In my discussion of atomicity above, I said that distributing or parallelizing two non-atomic calls, where method A changes state that method B needs, introduces overhead; I noted that if this isn't handled correctly, it can inhibit scalability and availability. Now I'll show you in more detail what scalability and availability mean in the context of statelessness versus statefulness, and add load balancing, reliability, and concurrency safety to the discussion.
First, some definitions are in order. A stateless object does not hold information or context between calls on that object. In other words, each call on that object stands alone and does not rely on prior calls as part of an ongoing conversation. A caller could call a method on one instance of a stateless object, and then make a call on a different instance of the same object, and not be able to tell the difference, as illustrated in Figure 2.
This does not mean that a stateless object does not deal with data or context; rather, such an object simply does not hold that data or context across multiple method calls, and doesn't access it concurrent to other processes, be they distributed processes or local threads or processes.
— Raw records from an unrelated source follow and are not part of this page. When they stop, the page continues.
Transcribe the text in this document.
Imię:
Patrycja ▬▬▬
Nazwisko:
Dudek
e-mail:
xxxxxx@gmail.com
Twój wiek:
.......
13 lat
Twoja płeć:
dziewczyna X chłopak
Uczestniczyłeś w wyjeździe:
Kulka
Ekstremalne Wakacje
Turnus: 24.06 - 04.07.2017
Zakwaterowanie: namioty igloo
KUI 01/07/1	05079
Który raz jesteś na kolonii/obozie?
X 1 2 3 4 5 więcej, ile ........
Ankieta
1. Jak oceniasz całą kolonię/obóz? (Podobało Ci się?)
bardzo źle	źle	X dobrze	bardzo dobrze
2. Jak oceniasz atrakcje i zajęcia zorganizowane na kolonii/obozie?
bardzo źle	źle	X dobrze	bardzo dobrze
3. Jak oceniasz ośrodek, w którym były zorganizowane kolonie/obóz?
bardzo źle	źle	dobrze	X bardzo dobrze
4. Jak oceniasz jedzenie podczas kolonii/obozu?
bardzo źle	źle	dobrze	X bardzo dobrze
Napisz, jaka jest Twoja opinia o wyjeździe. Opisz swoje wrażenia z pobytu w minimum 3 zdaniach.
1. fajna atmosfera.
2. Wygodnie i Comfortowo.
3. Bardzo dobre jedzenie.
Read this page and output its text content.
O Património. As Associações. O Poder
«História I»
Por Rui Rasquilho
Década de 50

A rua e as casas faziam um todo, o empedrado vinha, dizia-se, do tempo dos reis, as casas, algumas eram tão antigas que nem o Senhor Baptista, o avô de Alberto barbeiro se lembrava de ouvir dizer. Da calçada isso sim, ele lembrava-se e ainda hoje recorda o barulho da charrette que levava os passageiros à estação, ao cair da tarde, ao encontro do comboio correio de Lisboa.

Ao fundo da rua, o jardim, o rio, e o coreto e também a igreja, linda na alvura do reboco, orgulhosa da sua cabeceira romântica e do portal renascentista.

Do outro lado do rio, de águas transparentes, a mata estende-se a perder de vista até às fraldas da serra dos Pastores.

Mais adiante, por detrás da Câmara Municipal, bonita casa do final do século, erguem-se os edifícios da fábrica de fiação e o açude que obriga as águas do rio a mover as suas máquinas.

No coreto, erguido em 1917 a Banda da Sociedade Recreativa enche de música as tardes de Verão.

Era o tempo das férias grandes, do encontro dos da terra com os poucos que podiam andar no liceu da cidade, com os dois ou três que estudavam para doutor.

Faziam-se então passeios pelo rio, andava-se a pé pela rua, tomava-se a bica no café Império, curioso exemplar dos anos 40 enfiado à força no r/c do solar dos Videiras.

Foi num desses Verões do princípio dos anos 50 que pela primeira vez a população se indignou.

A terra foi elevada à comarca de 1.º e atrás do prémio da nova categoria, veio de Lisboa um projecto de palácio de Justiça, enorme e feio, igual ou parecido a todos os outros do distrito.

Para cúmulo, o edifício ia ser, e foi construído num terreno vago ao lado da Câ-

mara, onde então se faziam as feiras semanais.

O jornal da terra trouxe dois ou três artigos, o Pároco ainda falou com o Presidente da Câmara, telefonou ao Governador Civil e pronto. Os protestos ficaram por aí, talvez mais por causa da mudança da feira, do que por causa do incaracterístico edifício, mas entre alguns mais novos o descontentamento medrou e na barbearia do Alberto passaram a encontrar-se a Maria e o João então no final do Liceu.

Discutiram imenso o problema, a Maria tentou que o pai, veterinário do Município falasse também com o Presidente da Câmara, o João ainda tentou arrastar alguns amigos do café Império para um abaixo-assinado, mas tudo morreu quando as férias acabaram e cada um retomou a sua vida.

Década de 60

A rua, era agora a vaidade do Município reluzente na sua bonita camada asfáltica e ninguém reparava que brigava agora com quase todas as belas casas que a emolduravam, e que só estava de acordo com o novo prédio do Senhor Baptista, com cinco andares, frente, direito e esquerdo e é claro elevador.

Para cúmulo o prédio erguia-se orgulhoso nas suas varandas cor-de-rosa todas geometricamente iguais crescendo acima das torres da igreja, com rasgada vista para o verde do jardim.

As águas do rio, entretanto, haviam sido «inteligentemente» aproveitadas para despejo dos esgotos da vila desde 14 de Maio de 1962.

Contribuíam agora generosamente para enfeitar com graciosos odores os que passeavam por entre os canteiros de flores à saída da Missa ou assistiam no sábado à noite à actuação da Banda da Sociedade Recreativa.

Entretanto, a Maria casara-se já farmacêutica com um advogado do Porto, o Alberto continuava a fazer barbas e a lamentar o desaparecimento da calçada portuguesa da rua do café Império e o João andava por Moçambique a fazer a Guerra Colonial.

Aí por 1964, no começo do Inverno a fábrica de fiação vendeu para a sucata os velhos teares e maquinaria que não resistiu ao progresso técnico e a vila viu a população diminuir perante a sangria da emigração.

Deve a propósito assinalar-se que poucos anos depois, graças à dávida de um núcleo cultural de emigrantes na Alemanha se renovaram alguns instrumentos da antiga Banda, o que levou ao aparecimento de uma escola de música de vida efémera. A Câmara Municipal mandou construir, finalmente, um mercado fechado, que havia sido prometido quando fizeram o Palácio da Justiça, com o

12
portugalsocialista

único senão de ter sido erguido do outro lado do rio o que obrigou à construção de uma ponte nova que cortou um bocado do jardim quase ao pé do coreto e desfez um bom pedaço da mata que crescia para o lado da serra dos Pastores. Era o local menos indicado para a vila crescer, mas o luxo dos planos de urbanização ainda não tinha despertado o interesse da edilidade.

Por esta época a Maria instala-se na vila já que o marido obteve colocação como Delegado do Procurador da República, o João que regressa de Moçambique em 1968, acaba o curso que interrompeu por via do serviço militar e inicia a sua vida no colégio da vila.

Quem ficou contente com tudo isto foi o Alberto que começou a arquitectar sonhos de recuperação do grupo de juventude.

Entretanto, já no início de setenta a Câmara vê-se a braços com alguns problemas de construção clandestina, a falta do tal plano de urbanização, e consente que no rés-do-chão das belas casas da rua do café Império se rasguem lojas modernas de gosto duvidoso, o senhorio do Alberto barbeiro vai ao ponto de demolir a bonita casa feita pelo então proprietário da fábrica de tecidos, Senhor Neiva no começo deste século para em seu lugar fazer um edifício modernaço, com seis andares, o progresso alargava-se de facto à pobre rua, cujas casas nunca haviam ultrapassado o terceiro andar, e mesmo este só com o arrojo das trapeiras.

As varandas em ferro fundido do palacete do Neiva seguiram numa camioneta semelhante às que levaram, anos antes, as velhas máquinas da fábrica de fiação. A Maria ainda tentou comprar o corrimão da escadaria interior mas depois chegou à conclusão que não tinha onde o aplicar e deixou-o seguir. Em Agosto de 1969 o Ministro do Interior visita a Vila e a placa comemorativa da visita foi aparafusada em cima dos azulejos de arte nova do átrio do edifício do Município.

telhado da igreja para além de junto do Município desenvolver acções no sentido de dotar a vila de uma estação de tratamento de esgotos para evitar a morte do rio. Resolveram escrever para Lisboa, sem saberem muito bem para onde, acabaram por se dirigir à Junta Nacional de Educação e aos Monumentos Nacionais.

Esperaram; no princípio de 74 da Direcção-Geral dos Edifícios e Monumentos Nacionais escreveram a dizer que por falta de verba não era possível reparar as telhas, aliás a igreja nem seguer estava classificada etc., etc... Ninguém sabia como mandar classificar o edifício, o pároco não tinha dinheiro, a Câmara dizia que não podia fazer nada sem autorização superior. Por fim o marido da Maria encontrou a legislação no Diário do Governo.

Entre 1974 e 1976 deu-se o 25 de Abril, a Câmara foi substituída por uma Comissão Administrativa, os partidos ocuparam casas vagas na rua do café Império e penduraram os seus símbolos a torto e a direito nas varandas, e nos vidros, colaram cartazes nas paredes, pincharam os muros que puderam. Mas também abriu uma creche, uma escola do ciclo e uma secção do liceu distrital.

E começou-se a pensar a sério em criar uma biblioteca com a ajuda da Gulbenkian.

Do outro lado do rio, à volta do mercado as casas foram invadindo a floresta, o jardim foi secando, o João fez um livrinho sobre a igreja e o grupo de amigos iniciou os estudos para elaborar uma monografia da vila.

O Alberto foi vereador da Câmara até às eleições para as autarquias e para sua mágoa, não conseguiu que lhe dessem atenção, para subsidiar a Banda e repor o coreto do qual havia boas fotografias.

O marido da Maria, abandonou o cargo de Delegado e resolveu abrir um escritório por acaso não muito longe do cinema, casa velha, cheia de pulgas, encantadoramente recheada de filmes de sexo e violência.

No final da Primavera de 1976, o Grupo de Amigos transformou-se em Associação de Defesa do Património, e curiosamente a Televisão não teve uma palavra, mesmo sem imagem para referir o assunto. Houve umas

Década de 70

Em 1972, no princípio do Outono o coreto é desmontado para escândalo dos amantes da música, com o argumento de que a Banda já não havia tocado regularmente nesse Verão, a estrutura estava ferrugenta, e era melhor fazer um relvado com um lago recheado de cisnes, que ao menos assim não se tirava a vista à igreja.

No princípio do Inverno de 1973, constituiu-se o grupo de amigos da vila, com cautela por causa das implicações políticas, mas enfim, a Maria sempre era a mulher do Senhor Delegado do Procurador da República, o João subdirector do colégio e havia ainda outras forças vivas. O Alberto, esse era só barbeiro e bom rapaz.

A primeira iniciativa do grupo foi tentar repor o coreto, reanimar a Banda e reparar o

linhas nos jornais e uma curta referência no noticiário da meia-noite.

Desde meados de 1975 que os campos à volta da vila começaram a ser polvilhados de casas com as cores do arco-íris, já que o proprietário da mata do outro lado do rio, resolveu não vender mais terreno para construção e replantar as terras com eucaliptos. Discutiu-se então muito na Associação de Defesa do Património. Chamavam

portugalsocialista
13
Consequently, multiple callers may access any instance of a stateless object and have their call satisfied, as illustrated in Figure 3.
Statefulness implies certain conditions. Take, for example, a stateful shopping cart object. Each instance of a stateful shopping cart object might represent an individual customer. Therefore, if you had a thousand customers shopping on a site, there would be, in theory, a thousand instances of the stateful shopping cart object. To update the state of a given customer's shopping cart, you must find the correct object for that customer and make calls on it. This is the Neo the One version of statefulness. Only one object can do the job, and Morpheus must find it ... somewhere in the Matrix.
Statefulness may also imply shared state. Shared state may be as simple as an object that is generally stateless in terms of member data (per instance values) and yet can hold onto static data (per class values) that changes from method call to method call, and affects the outcome of subsequent method calls. The static data injects its importance into the conversation between the callers and the object. Shared state gives rise to increased complexity, whether shared across a cloud of computing resources or across local threads or processes.
Therefore, a general definition of statefulness is in order: a stateful object holds onto data, information, or context that is important across the conversation of multiple calls on a given instance of that object (as illustrated in Figure 4), and multiple callers may need concurrent access to that state (as illustrated in Figure 5).
If an object is stateless, the cloud or the multicore environment is free to use any instance of that object to get its work done (as in Figures 2 and 3). Therefore, any instance of the called object can be Neo. From a design standpoint, this affects scalability, availability, load balancing, and reliability.